La vida es crónica: Everybody knows
28/12/2016
En el año 2006, Eugenio Barba invitó a seis profesores de la entonces Facultad de Artes Escénicas del Instituto Superior de Arte de Cuba a participar en el proceso de montaje de Ur Hamlet [1]. Se trataba de una puesta asociada a la tradición del Theatrum Mundi, con la cual el director italiano cumpliría su compromiso con el festival que cada año se celebra en el castillo Kronborg, en Helsingor, Dinamarca, lugar donde vivió el Hamlet histórico. El espectáculo estaba basado en la crónica de la vida de Amled recogida por el historiador medieval Saxo Grammaticus en la Gesta Danorum; por ello el título anteponía al nombre del príncipe —y de la muy conocida obra de Shakespeare— la partícula Ur, que en alemán indica —también se usa en inglés manteniendo el guion— lo original o lo que es más antiguo.
Durante esos días de trabajo intenso, primero en Rávena, Italia, y luego en la casa del Odin Teatret, en Holstebro, algo llamó poderosamente mi atención. El director había incluido en la puesta, junto a los actores de su grupo y otros artistas procedentes de Bali, Japón, India, Italia y Francia, a más de 50 jóvenes, llegados desde los más diversos confines del mundo.
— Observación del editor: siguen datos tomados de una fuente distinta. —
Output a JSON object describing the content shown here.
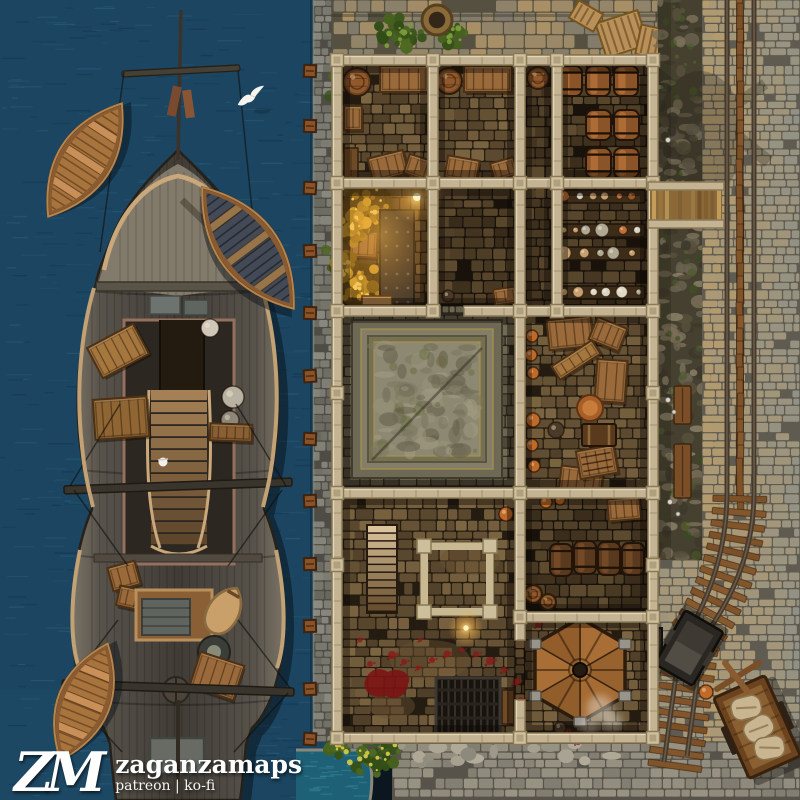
{
  "watermark": {
    "logo": "ZM",
    "name": "zaganzamaps",
    "links": "patreon | ko-fi"
  },
  "palette": {
    "water": "#1b4560",
    "water_light": "#2e5f7e",
    "water_dark": "#12344c",
    "inlet": "#1e6075",
    "stone_light": "#8b8a80",
    "stone_dark": "#66655c",
    "street_warm": "#b49b6e",
    "street_grey": "#8e9087",
    "beam": "#c4b494",
    "beam_edge": "#8a7a56",
    "barrel": "#8a5a2e",
    "crate": "#9a6a3a",
    "hay": "#d9a62f",
    "blood": "#8c1818",
    "rail": "#453a2e",
    "tie": "#7a4e26",
    "hull": "#4f4a3f",
    "boat": "#a8743e",
    "rig_tan": "#c9a87c"
  },
  "features": {
    "mooring_post_ys": [
      65,
      120,
      182,
      245,
      307,
      370,
      433,
      495,
      558,
      620,
      683,
      733
    ],
    "rooms": [
      {
        "x": 342,
        "y": 65,
        "w": 86,
        "h": 113,
        "pal": "warm"
      },
      {
        "x": 437,
        "y": 65,
        "w": 78,
        "h": 113,
        "pal": "warm"
      },
      {
        "x": 524,
        "y": 65,
        "w": 28,
        "h": 241,
        "pal": "dark"
      },
      {
        "x": 560,
        "y": 65,
        "w": 88,
        "h": 113,
        "pal": "dark"
      },
      {
        "x": 342,
        "y": 188,
        "w": 86,
        "h": 118,
        "pal": "stable"
      },
      {
        "x": 437,
        "y": 188,
        "w": 78,
        "h": 118,
        "pal": "dark"
      },
      {
        "x": 560,
        "y": 188,
        "w": 88,
        "h": 118,
        "pal": "dark"
      },
      {
        "x": 342,
        "y": 315,
        "w": 173,
        "h": 173,
        "pal": "court"
      },
      {
        "x": 524,
        "y": 315,
        "w": 124,
        "h": 173,
        "pal": "warm"
      },
      {
        "x": 342,
        "y": 497,
        "w": 173,
        "h": 236,
        "pal": "warm"
      },
      {
        "x": 524,
        "y": 497,
        "w": 124,
        "h": 115,
        "pal": "dark"
      },
      {
        "x": 524,
        "y": 620,
        "w": 124,
        "h": 113,
        "pal": "warm"
      }
    ],
    "walls": {
      "h": [
        [
          332,
          55,
          326
        ],
        [
          332,
          178,
          326
        ],
        [
          332,
          306,
          108
        ],
        [
          464,
          306,
          194
        ],
        [
          332,
          488,
          326
        ],
        [
          515,
          612,
          143
        ],
        [
          332,
          733,
          326
        ]
      ],
      "v": [
        [
          332,
          55,
          688
        ],
        [
          648,
          55,
          688
        ],
        [
          428,
          55,
          261
        ],
        [
          552,
          55,
          261
        ],
        [
          515,
          55,
          585
        ],
        [
          515,
          700,
          33
        ]
      ],
      "posts": [
        [
          332,
          55
        ],
        [
          428,
          55
        ],
        [
          515,
          55
        ],
        [
          552,
          55
        ],
        [
          648,
          55
        ],
        [
          332,
          178
        ],
        [
          428,
          178
        ],
        [
          515,
          178
        ],
        [
          552,
          178
        ],
        [
          648,
          178
        ],
        [
          332,
          306
        ],
        [
          428,
          306
        ],
        [
          515,
          306
        ],
        [
          552,
          306
        ],
        [
          648,
          306
        ],
        [
          332,
          488
        ],
        [
          515,
          488
        ],
        [
          648,
          488
        ],
        [
          515,
          612
        ],
        [
          648,
          612
        ],
        [
          332,
          733
        ],
        [
          515,
          733
        ],
        [
          648,
          733
        ],
        [
          332,
          388
        ],
        [
          648,
          388
        ],
        [
          332,
          560
        ],
        [
          648,
          560
        ]
      ]
    },
    "barrel_tops": [
      [
        357,
        82,
        14
      ],
      [
        449,
        81,
        13
      ],
      [
        538,
        78,
        11
      ],
      [
        533,
        594,
        9
      ],
      [
        548,
        602,
        8
      ]
    ],
    "barrels_upright": [
      [
        558,
        66,
        24,
        30
      ],
      [
        586,
        66,
        24,
        30
      ],
      [
        614,
        66,
        24,
        30
      ],
      [
        586,
        110,
        25,
        30
      ],
      [
        614,
        110,
        25,
        30
      ],
      [
        586,
        148,
        25,
        30
      ],
      [
        614,
        148,
        25,
        30
      ]
    ],
    "barrels_dark": [
      [
        550,
        544,
        22,
        32
      ],
      [
        574,
        541,
        22,
        33
      ],
      [
        598,
        542,
        22,
        33
      ],
      [
        622,
        543,
        22,
        32
      ]
    ],
    "crates": [
      [
        380,
        66,
        48,
        26,
        0
      ],
      [
        344,
        106,
        18,
        24,
        0
      ],
      [
        370,
        154,
        36,
        24,
        -14
      ],
      [
        406,
        158,
        30,
        20,
        18
      ],
      [
        464,
        66,
        48,
        26,
        0
      ],
      [
        446,
        158,
        32,
        22,
        10
      ],
      [
        492,
        160,
        24,
        18,
        -16
      ],
      [
        350,
        231,
        27,
        26,
        3
      ],
      [
        548,
        318,
        44,
        30,
        -6
      ],
      [
        592,
        322,
        32,
        24,
        22
      ],
      [
        596,
        360,
        30,
        42,
        4
      ],
      [
        560,
        468,
        42,
        26,
        7
      ],
      [
        608,
        498,
        32,
        22,
        -5
      ],
      [
        494,
        288,
        22,
        16,
        -8
      ]
    ],
    "crate_grids": [
      [
        578,
        448,
        38,
        28,
        -10
      ]
    ],
    "chests": [
      [
        582,
        424,
        34,
        22
      ]
    ],
    "copper_bowl": [
      590,
      408,
      13
    ],
    "bench_items": [
      [
        552,
        352,
        48,
        16,
        -33
      ]
    ],
    "shelf_rows": [
      [
        557,
        190,
        88
      ],
      [
        557,
        224,
        88
      ],
      [
        557,
        247,
        88
      ],
      [
        557,
        286,
        88
      ]
    ],
    "hay_clusters": [
      [
        368,
        208,
        26
      ],
      [
        352,
        228,
        17
      ],
      [
        360,
        284,
        24
      ],
      [
        344,
        266,
        15
      ]
    ],
    "metal_wall": [
      380,
      210,
      34,
      94
    ],
    "stable_sign": [
      362,
      296,
      30,
      9
    ],
    "doors": [
      [
        344,
        148,
        14,
        30
      ],
      [
        502,
        690,
        12,
        34
      ]
    ],
    "glow_points": [
      [
        417,
        197,
        9
      ],
      [
        466,
        628,
        6
      ]
    ],
    "stairs": [
      368,
      526,
      28,
      86
    ],
    "frame_square": [
      424,
      546,
      66,
      66
    ],
    "grate_rect": [
      436,
      678,
      64,
      56
    ],
    "hexagon": [
      580,
      670,
      52
    ],
    "platform": [
      352,
      320,
      150,
      158
    ],
    "pots_orange": [
      [
        532,
        336,
        6
      ],
      [
        531,
        355,
        6
      ],
      [
        533,
        373,
        6
      ],
      [
        533,
        420,
        7
      ],
      [
        532,
        445,
        6
      ],
      [
        534,
        466,
        6
      ],
      [
        546,
        502,
        6
      ],
      [
        560,
        500,
        5
      ],
      [
        506,
        514,
        7
      ],
      [
        706,
        692,
        7
      ]
    ],
    "pots_dark": [
      [
        556,
        430,
        8
      ],
      [
        560,
        728,
        6
      ],
      [
        448,
        296,
        6
      ]
    ],
    "blood_pool": [
      388,
      684
    ],
    "blood_splats": [
      [
        392,
        655,
        4
      ],
      [
        404,
        662,
        3
      ],
      [
        418,
        668,
        2.5
      ],
      [
        432,
        660,
        3
      ],
      [
        447,
        654,
        3.5
      ],
      [
        462,
        650,
        2.5
      ],
      [
        476,
        654,
        3
      ],
      [
        490,
        661,
        4
      ],
      [
        504,
        670,
        3
      ],
      [
        516,
        682,
        3.5
      ],
      [
        521,
        700,
        3
      ],
      [
        538,
        625,
        3
      ],
      [
        552,
        618,
        2.5
      ],
      [
        565,
        731,
        3.5
      ],
      [
        578,
        742,
        3
      ],
      [
        420,
        640,
        2
      ],
      [
        370,
        664,
        3
      ],
      [
        360,
        640,
        2.5
      ]
    ],
    "dirt_patches": [
      [
        430,
        660,
        80,
        40
      ],
      [
        392,
        706,
        46,
        26
      ],
      [
        470,
        560,
        60,
        30
      ]
    ],
    "smoke_puffs": [
      [
        600,
        708,
        13
      ],
      [
        612,
        722,
        10
      ],
      [
        590,
        726,
        9
      ]
    ],
    "street_benches": [
      [
        674,
        386,
        17,
        38
      ],
      [
        674,
        444,
        17,
        54
      ]
    ],
    "mushrooms": [
      [
        668,
        400,
        2.5
      ],
      [
        674,
        412,
        2
      ],
      [
        670,
        502,
        2.5
      ],
      [
        678,
        514,
        2
      ],
      [
        668,
        140,
        2.5
      ]
    ],
    "track": {
      "straight_x": 740,
      "curve": [
        [
          740,
          492
        ],
        [
          740,
          575
        ],
        [
          692,
          642
        ]
      ],
      "end": [
        676,
        758
      ]
    },
    "mine_cart": {
      "x": 689,
      "y": 648,
      "rot": 30,
      "w": 44,
      "h": 62
    },
    "supply_cart": {
      "x": 757,
      "y": 727,
      "rot": -24,
      "w": 56,
      "h": 88
    },
    "hand_cross": {
      "x": 737,
      "y": 677
    },
    "lamp_box": [
      641,
      628,
      21,
      27
    ],
    "ramp": [
      650,
      182,
      72,
      46
    ],
    "round_basket": [
      437,
      20,
      15
    ],
    "pallets": [
      [
        600,
        16,
        44,
        36,
        -18
      ],
      [
        638,
        28,
        36,
        30,
        12
      ],
      [
        572,
        6,
        28,
        20,
        30
      ]
    ],
    "bushes_top": [
      [
        402,
        32,
        26
      ],
      [
        452,
        34,
        18
      ]
    ],
    "bushes_inlet": [
      [
        370,
        754,
        30
      ],
      [
        340,
        747,
        14
      ]
    ],
    "vine_dots": [
      [
        333,
        76
      ],
      [
        330,
        96
      ],
      [
        336,
        86
      ],
      [
        326,
        250
      ],
      [
        330,
        268
      ],
      [
        334,
        258
      ]
    ],
    "inlet_path": "M296,750 L366,750 Q375,770 370,800 L296,800 Z",
    "ship": {
      "boats": [
        [
          85,
          160,
          135,
          54,
          -57,
          0
        ],
        [
          248,
          248,
          152,
          60,
          53,
          1
        ],
        [
          84,
          702,
          126,
          52,
          -68,
          0
        ]
      ],
      "gull": [
        252,
        97
      ],
      "deck_gull": [
        163,
        462
      ]
    }
  }
}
Ellos representarían a inmigrantes que atravesaban la escena sin interactuar con los personajes, llegaban y acampaban, celebraban una boda y luego morían víctimas de una enfermedad antigua que se extendía como la peste.
La vida crónica. Fotos: Tomadas del sitio web del grupo
Intentando desentrañar aquella línea que corría paralela a la trama, vino a mi mente la historia de una película de Alejandro Amenábar. Como en Los otros, en un escenario que bien podría ser la propia Europa, seres fantasmales repetían una y otra vez las acciones de su vida, al tiempo que hombres y mujeres del presente ocupaban ese mismo espacio y trataban de hacerlo suyo, de convertirlo en su lugar. La historia, el pasado, el devenir, aparecían en paralelo con el presente. El problema de las grandes masas migrantes era entonces, cuando aún la crisis no había llegado a los niveles actuales, uno de los temas fundamentales. Al final de la obra, una familia irrumpía en escena con un cochecito; me gusta pensar que solo el bebé podía ver la lluvia de fuegos artificiales que, al menos en la versión de Rávena, cerraba el espectáculo.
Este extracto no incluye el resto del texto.